Faktor Yang Mempengaruhi Harga Diri

Terdapat beberapa faktor yang mempengaruhi harga diri. Menurut Coopersmith (1967), terdapat lima faktor yang mempengaruhi harga diri yaitu:
Faktor Jenis Kelamin
Menurut Ancok dkk. (Dalam Ghufron, 2010) Wanita selalu merasa harga dirinya lebih rendah daripada pria, seperti perasaan kurang mampu, kepercayaan diri yang kurang mampu, atau merasa harus di lindungi. Hal ini terjadi mungkin karena peran orang tua dan harapan-harapan masyarakat yang berebeda-beda baik pada pria maupun wanita. Pendapat tersebut sama dengan penelitian dari Coopersmith (1967) yang membuktikan bahwa harga diri wanita lebih rendah daripada harga diri pria.
Inteligensi
Individu dengan harga diri yang tinggi akan mencapai prestasi akademik yang tinggi daripada individu dengan harga diri yang rendah.
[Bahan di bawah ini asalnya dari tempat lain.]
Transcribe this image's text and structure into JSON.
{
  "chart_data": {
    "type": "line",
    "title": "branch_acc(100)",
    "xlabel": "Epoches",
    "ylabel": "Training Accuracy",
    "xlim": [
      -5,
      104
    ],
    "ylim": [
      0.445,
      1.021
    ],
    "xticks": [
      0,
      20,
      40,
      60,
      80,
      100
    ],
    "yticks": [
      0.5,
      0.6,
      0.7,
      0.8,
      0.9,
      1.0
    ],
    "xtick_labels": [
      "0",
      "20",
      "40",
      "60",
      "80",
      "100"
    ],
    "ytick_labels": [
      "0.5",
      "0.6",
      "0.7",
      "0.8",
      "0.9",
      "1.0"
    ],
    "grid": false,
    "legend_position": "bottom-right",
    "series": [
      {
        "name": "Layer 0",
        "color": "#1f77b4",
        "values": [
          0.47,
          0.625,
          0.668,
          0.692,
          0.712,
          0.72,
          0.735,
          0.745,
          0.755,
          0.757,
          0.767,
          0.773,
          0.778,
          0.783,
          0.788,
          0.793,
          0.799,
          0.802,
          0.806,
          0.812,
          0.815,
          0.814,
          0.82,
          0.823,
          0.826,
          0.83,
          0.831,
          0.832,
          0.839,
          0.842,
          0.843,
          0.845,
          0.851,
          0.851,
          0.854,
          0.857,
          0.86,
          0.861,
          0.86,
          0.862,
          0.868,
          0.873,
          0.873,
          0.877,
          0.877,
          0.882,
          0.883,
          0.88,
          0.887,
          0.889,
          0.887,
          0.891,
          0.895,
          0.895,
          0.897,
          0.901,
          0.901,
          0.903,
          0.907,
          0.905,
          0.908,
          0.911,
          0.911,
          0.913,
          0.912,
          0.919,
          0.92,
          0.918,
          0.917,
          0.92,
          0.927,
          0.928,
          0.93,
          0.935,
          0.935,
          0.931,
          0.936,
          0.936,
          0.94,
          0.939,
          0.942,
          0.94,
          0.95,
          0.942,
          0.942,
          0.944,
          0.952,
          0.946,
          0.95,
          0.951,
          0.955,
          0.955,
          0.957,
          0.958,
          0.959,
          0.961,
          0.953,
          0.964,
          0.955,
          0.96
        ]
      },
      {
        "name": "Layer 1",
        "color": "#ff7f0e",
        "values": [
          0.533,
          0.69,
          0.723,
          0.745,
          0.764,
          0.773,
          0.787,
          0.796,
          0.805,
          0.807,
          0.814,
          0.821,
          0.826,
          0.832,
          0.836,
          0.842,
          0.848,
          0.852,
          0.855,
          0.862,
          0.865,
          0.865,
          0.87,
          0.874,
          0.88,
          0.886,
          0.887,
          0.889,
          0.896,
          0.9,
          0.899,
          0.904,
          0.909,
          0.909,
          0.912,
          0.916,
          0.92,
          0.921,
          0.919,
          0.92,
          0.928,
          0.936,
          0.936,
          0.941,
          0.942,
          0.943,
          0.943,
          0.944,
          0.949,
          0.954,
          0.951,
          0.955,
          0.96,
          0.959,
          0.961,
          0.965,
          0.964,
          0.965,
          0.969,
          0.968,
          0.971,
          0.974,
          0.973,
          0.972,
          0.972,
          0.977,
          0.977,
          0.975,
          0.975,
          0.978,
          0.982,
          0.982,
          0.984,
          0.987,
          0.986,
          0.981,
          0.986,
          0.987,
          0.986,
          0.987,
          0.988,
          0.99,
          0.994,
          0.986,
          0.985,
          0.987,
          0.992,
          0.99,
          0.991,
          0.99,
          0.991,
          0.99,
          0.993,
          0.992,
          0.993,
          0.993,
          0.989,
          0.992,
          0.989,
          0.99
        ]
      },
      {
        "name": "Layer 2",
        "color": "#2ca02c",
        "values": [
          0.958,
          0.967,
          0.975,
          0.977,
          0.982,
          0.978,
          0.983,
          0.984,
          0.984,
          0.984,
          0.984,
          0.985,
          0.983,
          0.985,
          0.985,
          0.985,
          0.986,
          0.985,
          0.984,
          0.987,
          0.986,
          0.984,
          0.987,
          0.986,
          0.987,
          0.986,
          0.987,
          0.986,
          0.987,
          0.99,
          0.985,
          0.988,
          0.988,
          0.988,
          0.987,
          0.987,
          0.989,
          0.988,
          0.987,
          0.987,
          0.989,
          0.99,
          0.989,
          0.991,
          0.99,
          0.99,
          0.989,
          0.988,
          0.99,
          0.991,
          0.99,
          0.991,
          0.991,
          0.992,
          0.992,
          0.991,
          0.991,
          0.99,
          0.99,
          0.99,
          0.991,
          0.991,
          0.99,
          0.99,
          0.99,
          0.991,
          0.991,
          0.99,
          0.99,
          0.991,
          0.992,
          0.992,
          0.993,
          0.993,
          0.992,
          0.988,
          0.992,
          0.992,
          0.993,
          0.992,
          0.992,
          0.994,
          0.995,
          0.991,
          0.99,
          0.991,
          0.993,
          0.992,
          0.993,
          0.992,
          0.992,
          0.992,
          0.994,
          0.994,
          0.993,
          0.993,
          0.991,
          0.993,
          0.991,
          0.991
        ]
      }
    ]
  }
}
Dan individu yang memiliki harga diri yang tinggi memiliki skor intelegensi yang lebih baik, taraf aspirasi yang lebih baik, dan selalu berusaha keras.
Kondisi Fisik
Coopersmith (1967) menemukan adanya hubungan yang konsisten antara daya tarik fisik dan tinggi badan dengan harga diri. Individu dengan kondisi fisik yang menarik cenderung memiliki harga diri yang lebih baik dibandingkan dengan kondisi fisik yang kurang menarik. Begitu pula dengan remaja yang terlalu memikirkan masalah ukuran dan bentuk tubuhnya. Mereka akan berusaha mati-matian untuk bisa mempertahankan bentuk tubuh atau menurunkan berat badannya.
Lingkungan Keluarga
Coopersmith (1967) berpendapat bahwa perlakuan adil, pemberian kesempatan untuk aktif dan mendidik yang demokratis akan membuat anak mendapat harga diri yang tinggi. Orang tua yang sering memberi hukuman dan larangan tanpa alasan dapat menyebabkan anak merasa tidak berharga. Mereka yang berasal dari keluarga bahagia akan memiliki harga diri tinggi karena mengalami perasaan nyaman yang berasal dari penerimaan, cinta, dan tanggapan positif orang tua mereka. Sedangkan pengabaian dan penolakan akan membuat mereka secara otomatis merasa tidak berharga. Karena merasa tidak berharga, diacuhkan dan tidak dihargai maka mereka akan mengalami perasaan negatif terhadap dirinya sendiri.
Lingkungan Sosial
Klass dan Hodge (1978), (dalam Ghufron, 2010) berpendapat bahwa pembentukan harga diri dimulai dari seseorang yang menyadari dirinya berharga atau tidak. Hal ini merupakan hasil dari proses lingkungan, penghargaan, penerimaan, dan perlakuan orang lain kepadanya. Termasuk penerimaan teman dekat (peer), mereka bahkan mau untuk melepaskan prinsip diri mereka dan melakukan perbuatan yang sama (conform) dengan teman dekat mereka agar bisa dianggap ‘sehati’ walaupun p erbuatan itu adalah perbuatan yang negatif. Sementara menurut Coopersmith (1967) ada beberapa ubahan dalam harga diri yang dapat dijelaskan melalui konsep-konsep kesuksesan, nilai, aspirasi dan mekanisme pertahanan diri. Kesuksesan tersebut dapat timbul melalui pengalaman dalam lingkungan, kesuksesan dalam bidang tertentu, kompetisi, dan nilai kebaikan.